Now I am looking at the list of highly nominated films, and I see the weakest field I have ever seen. Hardly an entertaining or memorable movie in the lot of them. This field sucks.
This former institution is diminishing rapidly, and it is all because of one thing: The Academy has gotten locked in an artistic ivory tower, and they have lost touch with the people. So why is this true?
- One Oscar boss observed "This ain't the people's choice awards." He is certainly right about that... and it's not a good thing.
- There is now a describable type of film that can be nominated for and win an Oscar. These films are usually off-beat and on bizarre subjects. Frequently, they challenge common morality. The are loosely typed as "Prestige Pictures".
- Prestige Pictures suck: They are almost never entertaining. They usually don't make money. Rubbish like American Beauty, The English Patient, Million Dollar Baby and Crash are already well forgotten. I never liked any of these films in the first place, and I would not have voted for them.
- The big studios aren't supporting prestige pictures anymore: The hardened pragmatist inside the 5 major studios wonders why the firm wastes big money on movies that win Oscar gold but don't entertain or make money. They aren't even remembered well in retrospect. The result is that movies like The Wrestler, and Milk have been put out in extremely limited release. The studios know full well that these movies won't make money, even if they win the gold. The consequence is that very few people have seen these highly nominated films, and very few ever will.

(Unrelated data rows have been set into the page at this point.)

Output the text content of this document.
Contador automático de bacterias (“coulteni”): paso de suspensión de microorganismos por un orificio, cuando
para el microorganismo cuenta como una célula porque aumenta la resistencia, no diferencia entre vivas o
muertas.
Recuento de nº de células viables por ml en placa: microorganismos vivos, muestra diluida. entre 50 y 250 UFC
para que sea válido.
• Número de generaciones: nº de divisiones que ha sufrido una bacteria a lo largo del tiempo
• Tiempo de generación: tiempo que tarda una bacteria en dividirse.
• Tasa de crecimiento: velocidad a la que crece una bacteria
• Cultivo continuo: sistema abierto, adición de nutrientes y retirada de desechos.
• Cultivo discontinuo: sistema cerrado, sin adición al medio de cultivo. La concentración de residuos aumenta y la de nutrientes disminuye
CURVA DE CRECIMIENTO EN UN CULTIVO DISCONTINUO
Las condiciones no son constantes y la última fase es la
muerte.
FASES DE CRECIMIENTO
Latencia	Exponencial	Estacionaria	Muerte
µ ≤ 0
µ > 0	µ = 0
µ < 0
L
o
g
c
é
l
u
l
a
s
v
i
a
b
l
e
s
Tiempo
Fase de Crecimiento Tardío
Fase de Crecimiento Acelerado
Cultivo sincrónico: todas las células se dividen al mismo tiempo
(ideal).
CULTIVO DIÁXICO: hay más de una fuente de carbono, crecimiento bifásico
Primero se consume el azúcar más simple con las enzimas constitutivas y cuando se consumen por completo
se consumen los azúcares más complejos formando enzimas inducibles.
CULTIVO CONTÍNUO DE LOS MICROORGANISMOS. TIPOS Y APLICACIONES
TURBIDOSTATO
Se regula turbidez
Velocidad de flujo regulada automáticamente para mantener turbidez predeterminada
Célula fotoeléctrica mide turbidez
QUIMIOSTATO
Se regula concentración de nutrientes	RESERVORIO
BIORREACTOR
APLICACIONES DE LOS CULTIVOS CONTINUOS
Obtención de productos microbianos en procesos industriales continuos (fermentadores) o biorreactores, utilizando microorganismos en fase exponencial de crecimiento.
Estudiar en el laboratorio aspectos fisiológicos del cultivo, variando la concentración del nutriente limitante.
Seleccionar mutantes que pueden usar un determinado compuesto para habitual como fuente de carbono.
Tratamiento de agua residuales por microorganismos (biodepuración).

- You can't predict victory: Odd ball movies frequently walk off with the title. How about last year's winner No Country for Old Men? That was an odd victory. A studio in financial trouble like Paramount may intentionally engineer a film like Benjamin Button with the objective of winning Oscar gold, but this is no recipe for making money or getting out of financial trouble. Further, Paramount is not guaranteed to win an Oscar this weekend. It could well be Slumdog Millionaire.
- When you nominate Milk instead of Wall-e, you have committed both an artistic and a marketing blunder. Milk has less than 2% of the artistic merit of Wall-e, and it has 1.0e-23% of it's long-term commercial value in terms of residual income. Wall-e will be popular for the next 50 to 75 years. Milk will be totally forgotten in the next 2 or 3 weeks.
- On the 2/20/2009 edition of All Things Considered, NPR's evening news broadcast, film critic Bob Mudello openly declared that if the Academy wants to reverse the negative slide in Oscar ratings, they are going to have to start nominating movies like Wall-e and the Dark Knight. You can listen to that audio HERE. Nominating these films would drastically increase the number of people who had seen one of the nominated films, and give the people a sense that they have a dog in this fight to cheer for.
- Speaking of not seeing any of the Oscar nominated films. MarketWatch.com printed a very nice piece in which they showed that the films nominated for Best Picture have the lowest combined box office total in the 81 year history of the Oscars. This is the pure effect Ivory Tower made manifest in dollars and cents. People don't like the shit that has been nominated. They won't pay money to see it, regardless of what the critics and the Academy says. You can read that story HERE.
- Prestige pictures suck
- The studios know it.
- The people won't buy tickets for that crap.
- The studios won't market that crap
- The Academy nominates these crappy pseudo artistic, pseudo important, pseudo intelectual films and gives them the gold
- Ergo the rating of the Female Super Bowl are sliding.
- A lot of women are just going to watch for the fashion show.